BD : Politique Qualité de Sébastien Vassant (2012)

L’éditeur Futuropolis est à part dans le monde de la bande dessinée, avec des sujets engagés et des graphies bien à part. Avec Politique Qualité, il nous parle syndicalisme et délocalisation.

Cette mémoire ouvrière, cinq femmes, licenciées ou retraitées, ont voulu la maintenir vivante. Au hasard des rencontres et des manifestations, elles se sont retrouvées à écrire et jouer une pièce de théâtre, Politique Qualité, inspirée de leur vraie vie. Sébastien Vassant les a suivies, écoutées, regardées. Ce parcours humain étonnant, il le révèle tout en justesse. Allant à la rencontre de ces femmes, qu’elles soient mères de famille, amantes, militantes et même tous ces rôles d’une vie à la fois, elles sont devenues porte-parole d’une population qui ne l’a pas souvent. On découvre des femmes uniques, habitées, qui transcendent leurs espoirs et leurs déceptions par l’apprentissage de la comédie ; du pouvoir salvateur de l’art, de la parole et du collectif. « Pour le pouvoir économique, elles ne s’appellent ni Yvonne, ni Marine, ni Jeannine, ou Hélène. Non, elles s’appellent toutes… le Facteur humain »

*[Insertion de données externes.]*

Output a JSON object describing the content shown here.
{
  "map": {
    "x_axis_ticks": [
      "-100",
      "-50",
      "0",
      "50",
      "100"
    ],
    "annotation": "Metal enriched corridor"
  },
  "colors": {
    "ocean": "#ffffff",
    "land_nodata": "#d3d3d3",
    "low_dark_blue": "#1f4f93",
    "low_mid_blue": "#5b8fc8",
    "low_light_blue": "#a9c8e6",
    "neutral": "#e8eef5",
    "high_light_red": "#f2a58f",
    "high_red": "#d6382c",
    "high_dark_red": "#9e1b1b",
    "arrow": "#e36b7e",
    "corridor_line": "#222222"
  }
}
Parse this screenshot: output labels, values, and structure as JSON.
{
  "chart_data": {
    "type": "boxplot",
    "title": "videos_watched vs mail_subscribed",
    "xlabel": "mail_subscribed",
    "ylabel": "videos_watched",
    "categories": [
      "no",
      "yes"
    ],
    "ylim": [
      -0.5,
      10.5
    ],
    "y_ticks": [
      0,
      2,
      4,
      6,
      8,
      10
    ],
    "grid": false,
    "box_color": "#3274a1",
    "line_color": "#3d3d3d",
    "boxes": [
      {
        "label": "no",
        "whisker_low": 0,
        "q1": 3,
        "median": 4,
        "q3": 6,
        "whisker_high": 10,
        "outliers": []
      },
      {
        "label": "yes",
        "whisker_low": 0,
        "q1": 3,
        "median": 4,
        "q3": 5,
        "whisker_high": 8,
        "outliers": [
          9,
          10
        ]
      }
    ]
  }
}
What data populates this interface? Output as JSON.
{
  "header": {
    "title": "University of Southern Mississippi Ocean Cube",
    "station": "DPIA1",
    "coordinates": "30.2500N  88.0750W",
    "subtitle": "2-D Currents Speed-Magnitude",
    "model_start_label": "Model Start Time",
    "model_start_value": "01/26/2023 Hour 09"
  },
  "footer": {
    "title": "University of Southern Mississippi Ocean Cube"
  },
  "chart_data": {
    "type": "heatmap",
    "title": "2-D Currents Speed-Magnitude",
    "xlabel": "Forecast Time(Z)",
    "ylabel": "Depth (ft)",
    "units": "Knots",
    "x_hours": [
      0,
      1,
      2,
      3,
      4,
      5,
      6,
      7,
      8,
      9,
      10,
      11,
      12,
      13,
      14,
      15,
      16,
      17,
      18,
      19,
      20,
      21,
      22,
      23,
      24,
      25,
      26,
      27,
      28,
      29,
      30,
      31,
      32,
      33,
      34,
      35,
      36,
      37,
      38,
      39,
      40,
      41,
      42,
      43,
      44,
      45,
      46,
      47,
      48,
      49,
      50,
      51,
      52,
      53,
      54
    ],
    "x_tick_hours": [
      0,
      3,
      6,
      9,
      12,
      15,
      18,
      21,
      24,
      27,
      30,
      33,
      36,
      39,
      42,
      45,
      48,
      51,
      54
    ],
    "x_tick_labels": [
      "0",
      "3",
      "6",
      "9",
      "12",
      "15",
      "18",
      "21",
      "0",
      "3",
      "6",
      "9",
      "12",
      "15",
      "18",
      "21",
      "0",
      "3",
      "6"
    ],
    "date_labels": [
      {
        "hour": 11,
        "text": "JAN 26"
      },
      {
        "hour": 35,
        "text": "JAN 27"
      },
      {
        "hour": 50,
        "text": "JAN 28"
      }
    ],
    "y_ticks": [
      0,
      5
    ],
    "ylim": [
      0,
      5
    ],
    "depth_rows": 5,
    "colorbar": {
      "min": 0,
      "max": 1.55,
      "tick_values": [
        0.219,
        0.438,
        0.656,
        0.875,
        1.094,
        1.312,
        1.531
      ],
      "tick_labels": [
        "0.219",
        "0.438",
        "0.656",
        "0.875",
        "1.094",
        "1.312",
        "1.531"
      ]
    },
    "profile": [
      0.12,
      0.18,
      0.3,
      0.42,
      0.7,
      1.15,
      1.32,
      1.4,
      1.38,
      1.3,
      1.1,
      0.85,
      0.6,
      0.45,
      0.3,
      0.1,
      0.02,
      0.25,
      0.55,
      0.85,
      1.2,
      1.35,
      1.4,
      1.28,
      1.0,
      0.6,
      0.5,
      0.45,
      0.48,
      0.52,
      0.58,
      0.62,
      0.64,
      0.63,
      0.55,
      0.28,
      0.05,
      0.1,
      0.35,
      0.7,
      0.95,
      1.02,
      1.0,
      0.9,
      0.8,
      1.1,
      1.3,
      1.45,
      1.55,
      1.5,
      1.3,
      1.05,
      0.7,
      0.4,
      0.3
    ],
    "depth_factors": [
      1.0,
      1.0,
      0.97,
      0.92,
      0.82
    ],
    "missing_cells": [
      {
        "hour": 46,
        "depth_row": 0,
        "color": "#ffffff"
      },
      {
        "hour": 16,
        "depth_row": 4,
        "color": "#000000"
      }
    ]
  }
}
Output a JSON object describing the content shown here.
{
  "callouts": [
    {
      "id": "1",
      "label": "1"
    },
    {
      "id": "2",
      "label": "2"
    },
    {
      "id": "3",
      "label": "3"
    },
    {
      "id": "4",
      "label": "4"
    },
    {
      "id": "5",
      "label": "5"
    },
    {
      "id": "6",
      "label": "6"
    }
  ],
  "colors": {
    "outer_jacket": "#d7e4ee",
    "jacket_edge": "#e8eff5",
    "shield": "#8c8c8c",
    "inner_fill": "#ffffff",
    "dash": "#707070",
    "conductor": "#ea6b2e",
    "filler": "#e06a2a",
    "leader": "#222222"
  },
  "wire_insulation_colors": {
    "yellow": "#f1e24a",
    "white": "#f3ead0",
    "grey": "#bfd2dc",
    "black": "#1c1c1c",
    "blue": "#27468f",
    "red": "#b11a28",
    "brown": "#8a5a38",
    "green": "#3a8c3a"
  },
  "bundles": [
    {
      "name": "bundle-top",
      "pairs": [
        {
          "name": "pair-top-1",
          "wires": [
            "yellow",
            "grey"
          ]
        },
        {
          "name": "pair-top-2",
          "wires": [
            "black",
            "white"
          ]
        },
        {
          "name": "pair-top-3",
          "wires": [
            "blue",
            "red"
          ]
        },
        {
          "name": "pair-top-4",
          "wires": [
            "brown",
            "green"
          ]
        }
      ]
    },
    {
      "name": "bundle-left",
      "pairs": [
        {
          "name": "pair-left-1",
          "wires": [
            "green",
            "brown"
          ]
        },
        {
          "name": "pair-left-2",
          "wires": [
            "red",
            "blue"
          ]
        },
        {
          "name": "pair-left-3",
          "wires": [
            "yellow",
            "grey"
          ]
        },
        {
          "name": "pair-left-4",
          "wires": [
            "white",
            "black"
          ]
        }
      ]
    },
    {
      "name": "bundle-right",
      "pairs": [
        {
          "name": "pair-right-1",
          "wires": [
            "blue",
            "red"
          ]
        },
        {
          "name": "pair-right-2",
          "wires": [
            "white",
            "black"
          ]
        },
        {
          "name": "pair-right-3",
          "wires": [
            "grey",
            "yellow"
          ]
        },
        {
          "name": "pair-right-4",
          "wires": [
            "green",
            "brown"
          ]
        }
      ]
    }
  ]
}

Sebastien Vassant ne fait pas de la BD, il fait ici du journalisme ou du documentarisme, un peu à la manière de la Revue Dessinée. Je cite ce périodique, car justement il y participe. Mais revenons à cette histoire poignante. Vassant a un style en trichrome (blanc, noir et orange) assez déroutant (surtout le orange) mais qui finit par bien convenir à cette Histoire. Car il s’agit bien de l’histoire avec un grand H, celle d’une usine mais aussi celle du monde ouvrier rural et du syndicalisme comme on l’a oublié. Ces femmes qui furent Délégués du personnel un peu par hasard, nous parle justement de ce syndicalisme utile et pas « protecteur », comme elles le disent. Elles se sont battus pour les autres, pour les jeunes, plus que pour elles mêmes. Elles ont subit les quolibets, les pressions et c’est aussi de ça qu’elles ont voulu parler dans une pièce.

En cadeau bonus, on voit la genèse de la pièce, de l’écriture à la mise en scène. C’est l’élément le plus humain de ce livre document, celui qui montre les failles des « personnages », ces failles que nous avons tous, même ces femmes qui paraissent soient anodines, soient fortes. Vassant introduit le fantôme d’un patron vautour, faisant de cet ouvrage un engagement politique très marqué à gauche. Il faut dire que cette usine Jabil, ex Alcatel, ex Ericsson, ex…. est symptomatique du rôle des politiques dans cette gabegie progressive, et du manque de clairvoyance des dirigeants de l’entreprise dans un monde qui évolue. Il est moins cher de délocaliser que de former, pourrait-on dire.

Mais avant de tout raconter, je vais conclure sur cet épais volume, toujours aussi agréable à feuilleter et qui se lit avec attention, faute de quoi, on peut décrocher ou râter des détails. J’ai mis plusieurs jours à le parcourir, contrairement à d’autres BD. J’ai fini par m’attacher à ces femmes et rien que pour ça, j’avais envie d’en parler ici.